There have been some fantastic thunderstorms in London lately. Perhaps nothing to rival thunderstorms in the tropics but for this region of the world they were quite impressive. One lightning storm in particular came very close. Thank goodness for lightning conductors! Perhaps the connection between lightning storms and coffee is not obvious. But maybe this is because you mop up your coffee spillages too quickly.

The link is in the mess and the maths. It turns out that the maths describing water evaporating out of a drying coffee droplet is the same, in one crucial detail, as the maths describing the electric fields around a lightning conductor. If we want to see why this may be, we need to get a little bit messy and spill some coffee.

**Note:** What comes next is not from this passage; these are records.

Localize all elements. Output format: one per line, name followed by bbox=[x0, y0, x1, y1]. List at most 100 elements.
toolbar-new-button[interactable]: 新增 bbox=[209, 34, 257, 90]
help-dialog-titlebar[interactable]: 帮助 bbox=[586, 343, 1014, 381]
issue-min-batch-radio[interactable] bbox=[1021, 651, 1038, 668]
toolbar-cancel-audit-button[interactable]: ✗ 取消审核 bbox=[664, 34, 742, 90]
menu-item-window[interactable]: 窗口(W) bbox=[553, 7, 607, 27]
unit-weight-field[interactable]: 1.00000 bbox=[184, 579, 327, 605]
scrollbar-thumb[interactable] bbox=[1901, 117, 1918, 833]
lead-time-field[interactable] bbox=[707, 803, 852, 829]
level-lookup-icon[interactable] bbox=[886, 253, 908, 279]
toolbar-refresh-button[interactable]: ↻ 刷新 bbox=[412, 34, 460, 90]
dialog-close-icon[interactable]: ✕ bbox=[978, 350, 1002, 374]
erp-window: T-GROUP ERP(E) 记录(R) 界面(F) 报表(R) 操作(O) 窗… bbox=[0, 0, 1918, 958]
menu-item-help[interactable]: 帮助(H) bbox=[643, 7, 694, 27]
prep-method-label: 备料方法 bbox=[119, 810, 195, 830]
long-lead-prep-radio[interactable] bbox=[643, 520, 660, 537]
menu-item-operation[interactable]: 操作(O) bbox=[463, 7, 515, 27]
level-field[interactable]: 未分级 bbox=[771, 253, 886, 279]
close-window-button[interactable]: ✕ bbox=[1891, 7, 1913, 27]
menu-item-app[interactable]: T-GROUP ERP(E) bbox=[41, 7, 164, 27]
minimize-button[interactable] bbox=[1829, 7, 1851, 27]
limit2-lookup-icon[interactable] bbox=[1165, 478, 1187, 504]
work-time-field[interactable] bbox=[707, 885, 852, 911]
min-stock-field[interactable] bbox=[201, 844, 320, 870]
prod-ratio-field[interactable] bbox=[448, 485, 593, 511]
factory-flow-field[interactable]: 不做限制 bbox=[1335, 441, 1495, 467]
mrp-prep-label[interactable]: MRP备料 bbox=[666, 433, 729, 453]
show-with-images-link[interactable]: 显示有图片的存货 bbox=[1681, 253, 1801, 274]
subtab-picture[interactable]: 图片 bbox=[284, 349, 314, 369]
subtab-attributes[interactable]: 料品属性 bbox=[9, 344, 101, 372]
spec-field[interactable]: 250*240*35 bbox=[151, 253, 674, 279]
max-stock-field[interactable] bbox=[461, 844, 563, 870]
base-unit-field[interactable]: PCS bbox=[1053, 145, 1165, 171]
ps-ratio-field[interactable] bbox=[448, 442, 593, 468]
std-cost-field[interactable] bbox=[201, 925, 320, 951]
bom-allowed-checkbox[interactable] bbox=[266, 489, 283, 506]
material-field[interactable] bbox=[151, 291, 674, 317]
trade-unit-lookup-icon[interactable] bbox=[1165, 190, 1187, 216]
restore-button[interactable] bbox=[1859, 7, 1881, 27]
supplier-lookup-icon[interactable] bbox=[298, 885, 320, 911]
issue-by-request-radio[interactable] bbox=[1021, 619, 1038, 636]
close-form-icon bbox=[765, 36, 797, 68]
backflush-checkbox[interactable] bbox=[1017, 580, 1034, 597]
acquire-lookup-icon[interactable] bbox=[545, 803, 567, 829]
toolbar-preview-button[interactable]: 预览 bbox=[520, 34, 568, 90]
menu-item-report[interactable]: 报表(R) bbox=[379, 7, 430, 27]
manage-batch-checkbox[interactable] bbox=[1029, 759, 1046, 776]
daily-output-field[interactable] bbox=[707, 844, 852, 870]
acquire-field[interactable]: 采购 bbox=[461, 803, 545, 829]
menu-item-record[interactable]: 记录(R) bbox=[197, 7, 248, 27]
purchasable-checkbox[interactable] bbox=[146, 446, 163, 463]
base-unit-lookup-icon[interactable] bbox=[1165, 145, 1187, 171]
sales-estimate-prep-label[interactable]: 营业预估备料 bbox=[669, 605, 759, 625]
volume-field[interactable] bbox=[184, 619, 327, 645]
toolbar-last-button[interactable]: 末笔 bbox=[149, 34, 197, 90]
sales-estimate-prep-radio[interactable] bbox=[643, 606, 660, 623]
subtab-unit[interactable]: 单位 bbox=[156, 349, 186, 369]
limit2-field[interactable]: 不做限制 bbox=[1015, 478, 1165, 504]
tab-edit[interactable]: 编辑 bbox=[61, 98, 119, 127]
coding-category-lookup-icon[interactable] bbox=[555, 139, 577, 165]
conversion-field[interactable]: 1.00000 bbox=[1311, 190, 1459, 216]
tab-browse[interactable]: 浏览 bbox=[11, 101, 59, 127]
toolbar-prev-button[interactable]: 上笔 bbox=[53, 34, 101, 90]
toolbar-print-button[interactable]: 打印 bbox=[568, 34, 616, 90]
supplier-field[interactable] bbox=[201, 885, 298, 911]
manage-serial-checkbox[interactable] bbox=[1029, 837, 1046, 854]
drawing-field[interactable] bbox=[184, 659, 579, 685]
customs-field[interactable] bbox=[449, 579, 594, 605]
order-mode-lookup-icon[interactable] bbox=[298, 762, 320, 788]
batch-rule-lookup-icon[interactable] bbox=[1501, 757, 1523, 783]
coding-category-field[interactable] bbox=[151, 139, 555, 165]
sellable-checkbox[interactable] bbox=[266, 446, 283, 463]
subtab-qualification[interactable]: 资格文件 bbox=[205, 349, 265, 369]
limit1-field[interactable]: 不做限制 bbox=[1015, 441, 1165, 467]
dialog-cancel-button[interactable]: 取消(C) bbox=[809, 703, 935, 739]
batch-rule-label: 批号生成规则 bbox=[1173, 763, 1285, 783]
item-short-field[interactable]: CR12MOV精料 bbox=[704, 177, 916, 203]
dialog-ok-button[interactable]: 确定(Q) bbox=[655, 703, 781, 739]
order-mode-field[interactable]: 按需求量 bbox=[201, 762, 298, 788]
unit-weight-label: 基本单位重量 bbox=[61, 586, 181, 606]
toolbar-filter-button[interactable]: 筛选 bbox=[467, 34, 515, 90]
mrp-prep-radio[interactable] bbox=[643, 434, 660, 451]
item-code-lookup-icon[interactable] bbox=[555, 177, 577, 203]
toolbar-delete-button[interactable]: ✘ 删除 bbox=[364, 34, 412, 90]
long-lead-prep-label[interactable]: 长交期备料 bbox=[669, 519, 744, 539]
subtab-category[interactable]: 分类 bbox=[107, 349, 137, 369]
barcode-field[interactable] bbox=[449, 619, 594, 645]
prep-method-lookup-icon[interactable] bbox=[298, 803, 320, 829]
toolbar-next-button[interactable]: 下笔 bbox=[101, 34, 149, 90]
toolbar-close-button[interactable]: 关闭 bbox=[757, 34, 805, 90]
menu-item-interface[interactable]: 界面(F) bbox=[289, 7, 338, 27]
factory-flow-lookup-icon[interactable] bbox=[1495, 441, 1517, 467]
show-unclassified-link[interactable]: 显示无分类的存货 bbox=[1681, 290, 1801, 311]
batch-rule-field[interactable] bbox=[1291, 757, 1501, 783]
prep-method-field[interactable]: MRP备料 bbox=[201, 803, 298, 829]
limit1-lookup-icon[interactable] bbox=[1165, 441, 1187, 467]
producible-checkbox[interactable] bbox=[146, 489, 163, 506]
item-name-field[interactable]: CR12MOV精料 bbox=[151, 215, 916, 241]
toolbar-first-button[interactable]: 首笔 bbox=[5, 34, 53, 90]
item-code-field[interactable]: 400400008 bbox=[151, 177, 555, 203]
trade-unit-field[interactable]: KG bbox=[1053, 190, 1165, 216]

The question is how do coffee rings form? We know that to start with the solids in the coffee are distributed fairly evenly throughout the drink. It is the same when you spill it, initially a spilled drop of coffee looks like, well, coffee. But if you wait as this spilled coffee dries, you will find that a ring starts to form around the edge of the drop. How? How does a uniform coffee distribution when the drop is first spilled become a ring of coffee solids around the edge of the dried drop?

A number of different aspects of physics feed into this problem but the one that is relevant to the lightning conductors concerns how the water in the drop evaporates. If you think about how a water molecule escapes (evaporates from) the droplet, it is not going to go shooting off like a rocket blasted out from the drop. Instead it will take a step out the drop then encounter a molecule in the air and get deflected to a slightly different path and again, and again, and so on. It follows the same sort of “random walk” that we know that the bits of dust on a coffee surface follow (and the same sort of random walk that provides a link between coffee and the movements of the financial stock exchange but that is a whole other topic).

Now think about the shape of that spilled coffee drop. If a water molecule were to evaporate from the top of the dome of the drop, it has a certain probability of escaping but it also, because its path is random, has a certain probability of re-entering the droplet. A water molecule at the edge of the droplet however will have a lower probability of re-entering the droplet purely on the basis that there isn’t so much of the droplet around it. Over many molecules and many ‘escape attempts’, this lower probability of re-absorption will translate to a higher *flux* of water molecules evaporating from the droplet at the edges. The water will evaporate ‘more quickly’ from the edge of the droplet than from the top of it.

When this is written mathematically, the rate of evaporating water is related to the contact angle between the drop and the surface. The shallower the angle, the higher the rate of evaporation or equivalently, the greater the ‘flux’. It is this mathematical expression that is the same as for the lightning conductor if, rather than refer to an evaporating water flux we refer to an electric field. So the more pointy the conductor, the greater the field concentration around it. A shocking example of the idea that everything is connected.

Of course, there is much more to the coffee ring than this with physics that relates coffee rings to bacterial colonies, burning cigarette papers and soap boats. If you are interested, you can read more about how coffee rings form (including why a higher evaporation rate helps lead to a coffee ring effect) here. If on the other hand you want some well justified thinking time, go spill some coffee and watch as the coffee dries.